In PLoS Biology this week, investigators at the University of Toronto report that most "dark matter" transcripts are associated with known genes in the mouse and human genomes. Using a combination of RNA-seq information and data obtained from tiling arrays experiments, the team shows that most of the seqfrags — or transcribed regions outside known exons and non-coding RNAs — are within introns, "raising the possibility that they are fragments of pre-mRNAs," they write. While new intergenic transcripts do exist, "their number and abundance is generally low in comparison to known exons, and the genome is not as pervasively transcribed as previously reported," the authors suggest.
Meanwhile, in PLoS Genetics, researchers in the US and Israel report they survey of genomic traces, which revealed a common sequencing error — G to A — as well as RNA and DNA editing in sequences from the National Center for Biotechnology Information's Trace Archive and other databases. The team also uncovered "thousands of mismatch clusters with no apparent defects in their chromatograms," which elucidated "RNA editing in human and mouse and also revealing, for the first time, extensive RNA editing in Xenopus tropicalis," the team writes.
Research published in PLoS One this week shows that "microRNA expression patterns reveal differential expression of target genes with age." In profiling the expression of more than 800 miRNAs in peripheral blood mononucelear cells using real-time PCR, investigators at the National Institute on Aging show that "the majority of miRNAs studied decreased in abundance with age." They also identified nine miRNAs that were expressed at much lower levels in older individuals — five of which have previously been implicated in cancer pathogenesis, therefore suggesting that "miRNAs and their predicted targets have the potential to be diagnostic indicators of age or age-related diseases," they conclude.

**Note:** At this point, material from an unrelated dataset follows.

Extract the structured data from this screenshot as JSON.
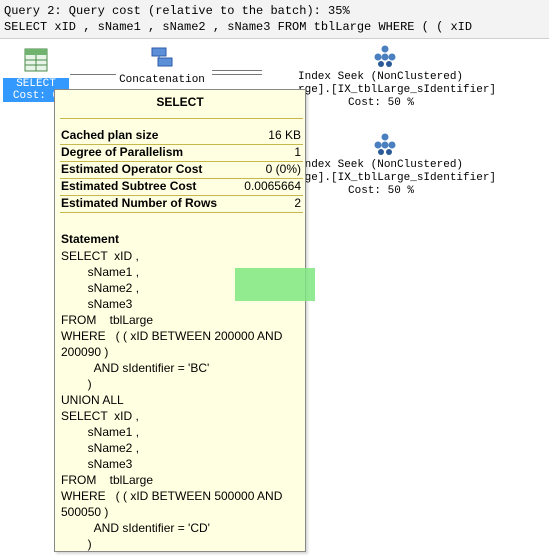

Also in PLoS One this week, researchers report their elucidation of a SALL4/OCT4 transcriptional feedback network which affects the pluripotency — or "stemness," as they write — of embryonic stem cells. "SALL4 is a master regulator that controls its own expression and the expression of OCT4," the authors write, adding their discovery that "SALL4 and OCT4 work antagonistically to balance the expressions of other SALL gene family members."